DJSN minta sinkronisasi usia pensiun pekerja



KONTAN.CO.ID - JAKARTA. Tak selarasnya antara penetapan usia pensiun oleh pemerintah dengan yang kerap dilakukan oleh pemberi kerja dianggap merugikan pekerja dalam hal penerimaan Program Jaminan Pensiun.

Dalam PP 45/2015 tentang Program Jaminan Pensiun, usia pensiun diartikan sebagai usia pekerja mulai mendapatkan manfaat pensiun, dan ditetapkan pada usia 56 tahun.

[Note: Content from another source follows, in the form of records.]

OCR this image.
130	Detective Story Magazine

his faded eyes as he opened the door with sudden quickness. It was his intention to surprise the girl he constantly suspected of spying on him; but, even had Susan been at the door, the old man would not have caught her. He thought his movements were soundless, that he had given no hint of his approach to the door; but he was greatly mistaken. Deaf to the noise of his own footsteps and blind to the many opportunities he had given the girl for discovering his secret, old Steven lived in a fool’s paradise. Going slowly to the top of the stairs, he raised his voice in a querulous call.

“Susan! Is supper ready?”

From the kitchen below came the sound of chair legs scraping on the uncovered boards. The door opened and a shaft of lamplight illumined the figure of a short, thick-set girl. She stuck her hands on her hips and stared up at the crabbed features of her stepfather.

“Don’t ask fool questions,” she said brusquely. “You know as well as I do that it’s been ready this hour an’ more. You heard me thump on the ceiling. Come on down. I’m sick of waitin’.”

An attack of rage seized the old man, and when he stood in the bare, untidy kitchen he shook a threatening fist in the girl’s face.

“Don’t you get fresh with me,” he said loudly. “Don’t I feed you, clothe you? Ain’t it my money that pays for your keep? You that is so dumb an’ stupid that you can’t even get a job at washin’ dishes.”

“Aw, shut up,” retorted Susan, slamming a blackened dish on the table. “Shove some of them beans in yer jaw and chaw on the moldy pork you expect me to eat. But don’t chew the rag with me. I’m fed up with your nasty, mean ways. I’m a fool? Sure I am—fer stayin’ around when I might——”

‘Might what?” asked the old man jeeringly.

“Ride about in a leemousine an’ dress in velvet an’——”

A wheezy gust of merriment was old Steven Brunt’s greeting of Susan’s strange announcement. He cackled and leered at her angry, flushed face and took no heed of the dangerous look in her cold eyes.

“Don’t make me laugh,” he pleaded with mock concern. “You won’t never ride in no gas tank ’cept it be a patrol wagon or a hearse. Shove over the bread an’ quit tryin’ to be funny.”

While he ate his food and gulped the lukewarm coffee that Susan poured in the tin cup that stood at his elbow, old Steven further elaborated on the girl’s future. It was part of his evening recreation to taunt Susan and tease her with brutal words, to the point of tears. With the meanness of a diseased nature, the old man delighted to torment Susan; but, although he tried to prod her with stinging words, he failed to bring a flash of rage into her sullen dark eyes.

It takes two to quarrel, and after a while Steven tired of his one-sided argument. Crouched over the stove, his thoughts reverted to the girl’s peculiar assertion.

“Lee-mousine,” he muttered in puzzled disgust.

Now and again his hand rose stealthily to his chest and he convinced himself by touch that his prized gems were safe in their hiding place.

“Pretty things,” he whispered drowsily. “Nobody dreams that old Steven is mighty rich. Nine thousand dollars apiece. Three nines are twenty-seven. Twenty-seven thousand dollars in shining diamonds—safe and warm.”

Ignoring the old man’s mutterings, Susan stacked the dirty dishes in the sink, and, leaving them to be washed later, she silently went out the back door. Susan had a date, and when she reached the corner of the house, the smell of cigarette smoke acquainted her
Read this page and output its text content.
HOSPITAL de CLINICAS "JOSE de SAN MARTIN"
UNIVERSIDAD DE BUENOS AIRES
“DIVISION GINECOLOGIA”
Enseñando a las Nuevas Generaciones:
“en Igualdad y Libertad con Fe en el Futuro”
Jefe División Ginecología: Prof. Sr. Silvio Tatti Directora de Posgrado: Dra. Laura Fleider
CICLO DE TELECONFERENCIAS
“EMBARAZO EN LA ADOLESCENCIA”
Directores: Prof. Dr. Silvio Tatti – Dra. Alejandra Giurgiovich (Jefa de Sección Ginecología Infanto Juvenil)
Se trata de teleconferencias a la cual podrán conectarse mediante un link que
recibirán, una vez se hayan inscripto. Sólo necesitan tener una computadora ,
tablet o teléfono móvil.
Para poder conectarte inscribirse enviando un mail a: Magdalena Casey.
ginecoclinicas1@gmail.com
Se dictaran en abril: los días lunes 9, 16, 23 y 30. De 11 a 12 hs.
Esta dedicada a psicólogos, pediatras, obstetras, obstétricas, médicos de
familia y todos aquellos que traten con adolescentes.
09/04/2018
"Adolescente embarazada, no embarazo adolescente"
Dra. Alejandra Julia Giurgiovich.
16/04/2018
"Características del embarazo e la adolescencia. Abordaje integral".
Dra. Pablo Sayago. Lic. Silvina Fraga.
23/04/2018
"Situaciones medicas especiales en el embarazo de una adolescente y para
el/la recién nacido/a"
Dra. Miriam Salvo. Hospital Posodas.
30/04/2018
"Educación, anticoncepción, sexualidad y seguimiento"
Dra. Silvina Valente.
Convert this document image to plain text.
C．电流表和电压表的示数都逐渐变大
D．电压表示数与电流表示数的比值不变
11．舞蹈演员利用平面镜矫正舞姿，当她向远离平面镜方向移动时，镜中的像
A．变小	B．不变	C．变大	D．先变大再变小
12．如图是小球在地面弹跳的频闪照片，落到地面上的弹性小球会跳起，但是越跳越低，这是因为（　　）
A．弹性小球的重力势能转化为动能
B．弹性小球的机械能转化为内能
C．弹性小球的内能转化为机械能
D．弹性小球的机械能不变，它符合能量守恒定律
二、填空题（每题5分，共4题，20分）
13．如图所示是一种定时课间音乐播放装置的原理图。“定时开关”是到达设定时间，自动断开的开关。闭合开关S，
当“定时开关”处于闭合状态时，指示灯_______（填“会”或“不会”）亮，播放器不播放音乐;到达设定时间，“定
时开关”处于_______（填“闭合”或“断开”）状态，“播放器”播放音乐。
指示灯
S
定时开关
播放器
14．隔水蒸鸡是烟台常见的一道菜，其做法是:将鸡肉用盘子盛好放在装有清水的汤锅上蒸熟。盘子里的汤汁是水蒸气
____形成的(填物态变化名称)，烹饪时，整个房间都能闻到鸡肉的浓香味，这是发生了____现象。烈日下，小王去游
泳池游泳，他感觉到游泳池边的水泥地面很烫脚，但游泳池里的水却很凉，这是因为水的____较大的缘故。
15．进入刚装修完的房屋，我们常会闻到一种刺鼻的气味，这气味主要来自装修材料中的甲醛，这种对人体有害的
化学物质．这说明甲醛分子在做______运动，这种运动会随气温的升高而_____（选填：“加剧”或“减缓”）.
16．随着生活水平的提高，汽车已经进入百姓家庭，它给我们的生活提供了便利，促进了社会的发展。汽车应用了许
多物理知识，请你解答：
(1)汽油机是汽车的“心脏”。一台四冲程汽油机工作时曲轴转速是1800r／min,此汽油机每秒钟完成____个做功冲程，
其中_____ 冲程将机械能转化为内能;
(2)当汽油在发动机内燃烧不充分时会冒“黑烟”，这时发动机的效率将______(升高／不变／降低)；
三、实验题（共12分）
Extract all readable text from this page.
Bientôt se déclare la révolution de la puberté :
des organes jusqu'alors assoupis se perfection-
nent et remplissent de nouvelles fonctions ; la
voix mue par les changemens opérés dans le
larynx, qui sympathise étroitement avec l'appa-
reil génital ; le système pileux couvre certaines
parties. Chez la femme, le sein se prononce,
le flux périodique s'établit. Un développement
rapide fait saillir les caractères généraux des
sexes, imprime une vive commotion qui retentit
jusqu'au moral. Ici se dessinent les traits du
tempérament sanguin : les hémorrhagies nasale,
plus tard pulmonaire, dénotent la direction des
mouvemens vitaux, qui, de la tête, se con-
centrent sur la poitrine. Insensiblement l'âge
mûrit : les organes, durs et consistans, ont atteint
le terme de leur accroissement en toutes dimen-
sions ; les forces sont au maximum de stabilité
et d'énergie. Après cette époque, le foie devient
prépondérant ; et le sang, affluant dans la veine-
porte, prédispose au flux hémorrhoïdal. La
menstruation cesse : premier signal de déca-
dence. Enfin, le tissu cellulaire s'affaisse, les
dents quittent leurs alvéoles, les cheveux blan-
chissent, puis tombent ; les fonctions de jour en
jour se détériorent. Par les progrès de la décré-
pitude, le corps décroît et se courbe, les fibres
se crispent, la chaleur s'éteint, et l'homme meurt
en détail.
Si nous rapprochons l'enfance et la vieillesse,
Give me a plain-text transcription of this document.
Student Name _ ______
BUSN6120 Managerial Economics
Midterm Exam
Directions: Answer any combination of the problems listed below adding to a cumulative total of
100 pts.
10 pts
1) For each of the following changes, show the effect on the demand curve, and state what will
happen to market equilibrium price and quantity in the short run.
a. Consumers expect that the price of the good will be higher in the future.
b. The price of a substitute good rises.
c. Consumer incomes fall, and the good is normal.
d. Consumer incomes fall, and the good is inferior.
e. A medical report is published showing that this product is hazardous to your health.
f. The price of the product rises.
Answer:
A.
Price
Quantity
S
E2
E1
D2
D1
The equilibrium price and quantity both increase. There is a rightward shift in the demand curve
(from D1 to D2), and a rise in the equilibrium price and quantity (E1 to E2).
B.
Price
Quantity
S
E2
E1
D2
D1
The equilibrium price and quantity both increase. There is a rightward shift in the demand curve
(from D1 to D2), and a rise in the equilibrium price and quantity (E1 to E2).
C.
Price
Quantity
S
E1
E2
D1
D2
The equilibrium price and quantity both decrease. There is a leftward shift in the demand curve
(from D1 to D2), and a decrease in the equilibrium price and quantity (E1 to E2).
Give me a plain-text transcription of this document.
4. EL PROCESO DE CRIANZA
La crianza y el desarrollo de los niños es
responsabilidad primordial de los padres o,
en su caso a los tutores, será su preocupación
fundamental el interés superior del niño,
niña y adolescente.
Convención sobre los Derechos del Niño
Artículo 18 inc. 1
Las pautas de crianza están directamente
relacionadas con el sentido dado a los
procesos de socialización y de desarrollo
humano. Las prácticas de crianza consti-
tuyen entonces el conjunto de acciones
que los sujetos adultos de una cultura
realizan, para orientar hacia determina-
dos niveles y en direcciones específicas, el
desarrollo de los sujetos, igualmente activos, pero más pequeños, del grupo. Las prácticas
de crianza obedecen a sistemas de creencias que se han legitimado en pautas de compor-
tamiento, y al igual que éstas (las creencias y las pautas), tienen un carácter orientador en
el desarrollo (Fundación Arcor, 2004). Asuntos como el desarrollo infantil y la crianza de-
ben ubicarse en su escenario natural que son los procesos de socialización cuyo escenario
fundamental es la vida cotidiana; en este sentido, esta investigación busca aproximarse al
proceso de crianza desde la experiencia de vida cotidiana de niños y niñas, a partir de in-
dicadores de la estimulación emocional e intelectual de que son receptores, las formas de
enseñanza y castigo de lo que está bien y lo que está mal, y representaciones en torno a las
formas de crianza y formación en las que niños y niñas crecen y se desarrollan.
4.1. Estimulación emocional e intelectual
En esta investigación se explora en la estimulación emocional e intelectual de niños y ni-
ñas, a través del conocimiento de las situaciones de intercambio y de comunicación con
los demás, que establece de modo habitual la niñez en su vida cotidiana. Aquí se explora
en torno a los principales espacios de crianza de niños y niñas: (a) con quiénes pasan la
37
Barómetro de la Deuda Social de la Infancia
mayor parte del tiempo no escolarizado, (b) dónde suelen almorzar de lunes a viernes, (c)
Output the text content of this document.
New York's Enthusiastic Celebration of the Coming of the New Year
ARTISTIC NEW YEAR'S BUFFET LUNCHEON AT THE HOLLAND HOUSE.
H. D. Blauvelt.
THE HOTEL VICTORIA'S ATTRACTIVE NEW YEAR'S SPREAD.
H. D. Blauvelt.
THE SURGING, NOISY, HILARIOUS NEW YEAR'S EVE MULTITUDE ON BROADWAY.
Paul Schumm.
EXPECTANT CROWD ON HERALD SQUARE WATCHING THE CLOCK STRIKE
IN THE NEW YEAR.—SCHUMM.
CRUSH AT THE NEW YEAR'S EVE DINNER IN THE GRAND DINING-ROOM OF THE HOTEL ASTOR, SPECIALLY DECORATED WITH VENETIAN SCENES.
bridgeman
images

Sementara mulai 2019, usia pensiun ditetapkan 57 tahun, dan terus bertambah satu tahun setiap pertambahan tiga tahun, hingga memenuhi usia pensiun 65 tahun pada 2043.


Sigit Priohutomo, ketua Dewan Jaminan Sosial Nasional (DJSN) mengatakan, ketaksinkronan ini dapat merugikan pekerja, lantaran batas usia pensiun yang pada umunya diatur dalam perjanjian kerja hanya 55 tahun.

"Pekerja tidak bisa menerima manfaat pensiun pada saat mengalami Pemutusan Hubungan Kerja (PHK) karena mencapai usia pensiun dalam perjanjian kerja," katanya kepada Kontan.co.id di sela workshop DJSN, Selasa (12/12) di Jakarta.

Dia mencontohkan, misalnya saat terjadi PHK sesuai perjanjian kerja pada usia 55 tahun, maka akan ada satu tahun pekerja tak bisa mendapatkan manfaat Program Jaminan Pensiun.

Lebih parah dalam tahun-tahun berikutnya, misalnya pada 2043 di mana pemerintah menetapkan usia pensiun 65 tahun. Sementara dalam perjanjian kerja PHK akibat masuk usia pensiun ditentukan dalam usia 55 tahun.

"Artinya pekerja akan kehilangan manfaat berkala selama 10 tahun," sambung Sigit.

Oleh karenanya, dia berharap, lembaga tripartit yaitu pemerintah, pengusaha, dan pekerja dapat segera merumuskan hal tersebut.

DJSN merekomendasikan agar usia pensiun terjadi pada rentang 56 tahun hingga 59 tahun.

"Karena masih banyak juga pekerja yang produktif dalam usia tersebut," lanjutnya.